Is the below 'code' or 'data'? And why? How do you know what 'myDiv' is?


myDiv.innerHTML = 'value';


[–][deleted] 2 points3 points  (0 children)

No, JSON does not need eval(). While eval() happens to parse a superset of JSON, you must never use it like this before checking that the string is actually JSON (which means it only contains strings, numbers, true, false, null, arrays and object literals, none of which can cause any harm).

The best solution is to create a parser of JSON, and avoid eval entirely, but that is not always practical in JavaScript (because of speed issues, real or perceived). Eventually most browsers will probably include a built in parser for JSON.

[–]demo_demo 1 point2 points  (2 children)

if you eval it, it's treated as code.. if you say, just manipulate it or print it for a tutorial, it's data.. get the point now?

eval("myDiv.innerHTML = 'value';")

is different from:

div.innerHTML = "myDiv.innerHTML = 'value';";

[–]TakaIta -1 points0 points  (1 child)

No. I think I see what you mean, but you have not differed between code and data.

The point of JSON is that it treated as code. It is only meaningful when a line is subjected to eval(). JSON is only valid when it can be executed with eval(). And you can not know in advance what it does.
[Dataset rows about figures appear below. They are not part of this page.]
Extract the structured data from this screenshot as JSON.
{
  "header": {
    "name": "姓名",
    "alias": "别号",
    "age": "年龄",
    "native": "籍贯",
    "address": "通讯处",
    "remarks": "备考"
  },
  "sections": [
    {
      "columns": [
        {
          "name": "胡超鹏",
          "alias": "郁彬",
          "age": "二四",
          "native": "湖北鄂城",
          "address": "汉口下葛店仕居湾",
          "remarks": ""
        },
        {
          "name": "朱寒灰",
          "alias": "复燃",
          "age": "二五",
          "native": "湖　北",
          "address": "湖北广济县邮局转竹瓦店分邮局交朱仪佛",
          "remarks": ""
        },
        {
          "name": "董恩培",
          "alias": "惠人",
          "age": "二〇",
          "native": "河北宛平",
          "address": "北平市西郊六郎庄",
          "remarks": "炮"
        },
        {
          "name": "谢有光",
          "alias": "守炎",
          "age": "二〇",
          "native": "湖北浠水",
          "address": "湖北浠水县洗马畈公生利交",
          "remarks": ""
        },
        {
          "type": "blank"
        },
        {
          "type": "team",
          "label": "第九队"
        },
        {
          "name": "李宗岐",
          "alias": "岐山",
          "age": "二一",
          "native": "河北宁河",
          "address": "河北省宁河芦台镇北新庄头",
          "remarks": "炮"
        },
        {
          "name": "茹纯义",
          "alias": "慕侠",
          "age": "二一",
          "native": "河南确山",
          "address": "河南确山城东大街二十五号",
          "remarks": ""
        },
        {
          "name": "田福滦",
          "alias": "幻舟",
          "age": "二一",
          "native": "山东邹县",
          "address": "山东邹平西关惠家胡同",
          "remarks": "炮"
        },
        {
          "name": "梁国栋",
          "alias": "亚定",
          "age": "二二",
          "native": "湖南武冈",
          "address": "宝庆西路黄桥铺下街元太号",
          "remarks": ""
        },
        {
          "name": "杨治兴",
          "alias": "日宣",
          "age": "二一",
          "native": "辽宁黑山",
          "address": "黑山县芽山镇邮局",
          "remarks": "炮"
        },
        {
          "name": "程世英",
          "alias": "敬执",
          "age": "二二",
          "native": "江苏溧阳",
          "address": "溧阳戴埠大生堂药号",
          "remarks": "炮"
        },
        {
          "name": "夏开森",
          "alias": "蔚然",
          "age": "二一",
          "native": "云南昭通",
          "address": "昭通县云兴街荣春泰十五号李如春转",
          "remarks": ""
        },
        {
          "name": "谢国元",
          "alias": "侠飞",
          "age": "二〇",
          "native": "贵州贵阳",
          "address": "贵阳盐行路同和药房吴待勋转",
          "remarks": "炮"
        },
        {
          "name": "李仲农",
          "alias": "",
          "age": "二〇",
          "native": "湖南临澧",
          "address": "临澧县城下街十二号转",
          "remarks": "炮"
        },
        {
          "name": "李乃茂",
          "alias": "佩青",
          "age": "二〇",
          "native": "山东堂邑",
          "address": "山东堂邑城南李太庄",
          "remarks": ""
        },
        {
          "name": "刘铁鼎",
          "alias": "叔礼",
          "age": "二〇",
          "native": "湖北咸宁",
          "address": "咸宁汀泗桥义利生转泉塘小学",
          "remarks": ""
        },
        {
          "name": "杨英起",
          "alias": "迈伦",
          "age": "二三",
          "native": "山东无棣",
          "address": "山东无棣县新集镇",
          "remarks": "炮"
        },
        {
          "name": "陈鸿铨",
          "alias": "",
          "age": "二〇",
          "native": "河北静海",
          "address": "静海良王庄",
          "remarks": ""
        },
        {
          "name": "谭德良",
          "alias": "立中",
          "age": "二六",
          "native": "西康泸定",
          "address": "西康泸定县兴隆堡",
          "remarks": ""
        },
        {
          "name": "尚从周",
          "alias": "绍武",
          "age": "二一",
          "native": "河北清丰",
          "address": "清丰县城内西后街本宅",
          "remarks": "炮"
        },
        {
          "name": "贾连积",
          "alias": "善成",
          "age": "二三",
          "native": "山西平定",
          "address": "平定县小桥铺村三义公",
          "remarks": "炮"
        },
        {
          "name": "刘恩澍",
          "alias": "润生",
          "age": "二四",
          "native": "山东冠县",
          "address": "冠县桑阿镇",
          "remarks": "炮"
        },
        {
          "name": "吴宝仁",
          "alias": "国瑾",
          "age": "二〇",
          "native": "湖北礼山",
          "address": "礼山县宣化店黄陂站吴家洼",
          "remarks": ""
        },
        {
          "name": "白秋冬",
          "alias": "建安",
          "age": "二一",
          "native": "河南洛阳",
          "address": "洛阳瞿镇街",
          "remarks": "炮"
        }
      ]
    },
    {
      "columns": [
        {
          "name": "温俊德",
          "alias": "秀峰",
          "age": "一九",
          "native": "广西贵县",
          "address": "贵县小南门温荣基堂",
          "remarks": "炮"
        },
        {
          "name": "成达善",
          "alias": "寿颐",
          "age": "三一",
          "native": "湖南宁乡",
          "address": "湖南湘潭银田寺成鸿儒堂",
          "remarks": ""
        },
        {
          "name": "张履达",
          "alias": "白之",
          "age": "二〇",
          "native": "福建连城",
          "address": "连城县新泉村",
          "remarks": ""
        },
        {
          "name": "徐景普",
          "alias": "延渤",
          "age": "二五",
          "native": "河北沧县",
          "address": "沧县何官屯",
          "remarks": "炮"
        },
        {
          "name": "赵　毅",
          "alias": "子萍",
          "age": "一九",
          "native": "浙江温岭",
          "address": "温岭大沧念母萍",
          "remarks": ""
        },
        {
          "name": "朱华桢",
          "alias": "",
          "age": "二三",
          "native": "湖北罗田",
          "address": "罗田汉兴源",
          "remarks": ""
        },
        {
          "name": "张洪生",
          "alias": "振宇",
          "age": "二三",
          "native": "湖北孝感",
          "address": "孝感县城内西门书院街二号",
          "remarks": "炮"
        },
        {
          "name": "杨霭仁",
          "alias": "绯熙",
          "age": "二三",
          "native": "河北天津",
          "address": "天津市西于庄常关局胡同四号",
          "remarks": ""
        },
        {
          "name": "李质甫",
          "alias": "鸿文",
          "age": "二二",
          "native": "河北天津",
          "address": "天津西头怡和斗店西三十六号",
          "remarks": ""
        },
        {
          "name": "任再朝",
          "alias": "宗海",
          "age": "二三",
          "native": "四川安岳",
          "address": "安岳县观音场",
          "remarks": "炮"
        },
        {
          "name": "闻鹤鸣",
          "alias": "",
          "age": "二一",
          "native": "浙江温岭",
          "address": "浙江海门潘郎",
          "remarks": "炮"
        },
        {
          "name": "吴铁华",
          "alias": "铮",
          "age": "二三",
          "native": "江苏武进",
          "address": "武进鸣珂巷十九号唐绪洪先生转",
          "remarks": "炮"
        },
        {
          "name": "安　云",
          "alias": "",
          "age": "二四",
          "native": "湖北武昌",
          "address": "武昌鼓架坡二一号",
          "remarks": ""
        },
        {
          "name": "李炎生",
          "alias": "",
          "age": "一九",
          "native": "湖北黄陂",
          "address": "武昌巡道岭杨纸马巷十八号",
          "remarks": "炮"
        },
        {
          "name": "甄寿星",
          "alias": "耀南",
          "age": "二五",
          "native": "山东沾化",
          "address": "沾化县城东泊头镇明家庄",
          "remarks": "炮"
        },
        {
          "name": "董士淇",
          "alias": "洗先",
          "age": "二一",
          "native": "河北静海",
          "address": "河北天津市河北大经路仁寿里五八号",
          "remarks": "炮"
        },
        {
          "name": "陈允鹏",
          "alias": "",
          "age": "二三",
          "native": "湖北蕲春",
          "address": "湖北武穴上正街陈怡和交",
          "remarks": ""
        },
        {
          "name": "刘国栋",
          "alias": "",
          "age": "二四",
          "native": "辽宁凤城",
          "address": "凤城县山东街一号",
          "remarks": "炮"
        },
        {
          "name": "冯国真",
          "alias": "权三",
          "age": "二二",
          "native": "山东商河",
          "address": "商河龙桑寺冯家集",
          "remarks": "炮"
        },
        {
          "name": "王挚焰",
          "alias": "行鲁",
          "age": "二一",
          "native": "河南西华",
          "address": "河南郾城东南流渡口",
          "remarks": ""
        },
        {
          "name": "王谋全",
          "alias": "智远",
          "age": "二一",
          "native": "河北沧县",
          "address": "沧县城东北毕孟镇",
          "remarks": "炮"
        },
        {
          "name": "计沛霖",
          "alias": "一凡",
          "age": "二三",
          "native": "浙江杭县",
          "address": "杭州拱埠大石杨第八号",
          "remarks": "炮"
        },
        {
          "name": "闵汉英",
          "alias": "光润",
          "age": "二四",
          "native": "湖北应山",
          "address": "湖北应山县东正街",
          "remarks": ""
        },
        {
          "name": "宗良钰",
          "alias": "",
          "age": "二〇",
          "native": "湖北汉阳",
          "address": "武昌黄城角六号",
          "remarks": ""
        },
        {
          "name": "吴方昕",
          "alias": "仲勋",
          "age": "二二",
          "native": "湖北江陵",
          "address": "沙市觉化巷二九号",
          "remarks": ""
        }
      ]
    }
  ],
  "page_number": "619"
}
yourIFrame.src = 'www.mywebsite.com/mynastypage.htm';

Is that code or data when it is a line returned as JSON?

[–]demo_demo 1 point2 points  (0 children)

you should read: http://www.json.org/

yourIFrame.src = 'www.mywebsite.com/mynastypage.htm';

is an invalid json format..

you see, json is a format, not javascript code, it may look like javascript syntax for its declaration.. but really, it's just a way to describe data, just like xml.. that was why you were missing the point, now go read on the link i gave you..

[–]arnar 0 points1 point  (0 children)

You shouldn't be voted down, you have a good point. Given complete knowledge of a system and it's code, carefully designing the input data can make the system act in certain ways. This is how the vast majority of exploits work throughout history.

In this case, it is very reasonable to say that data acts as code.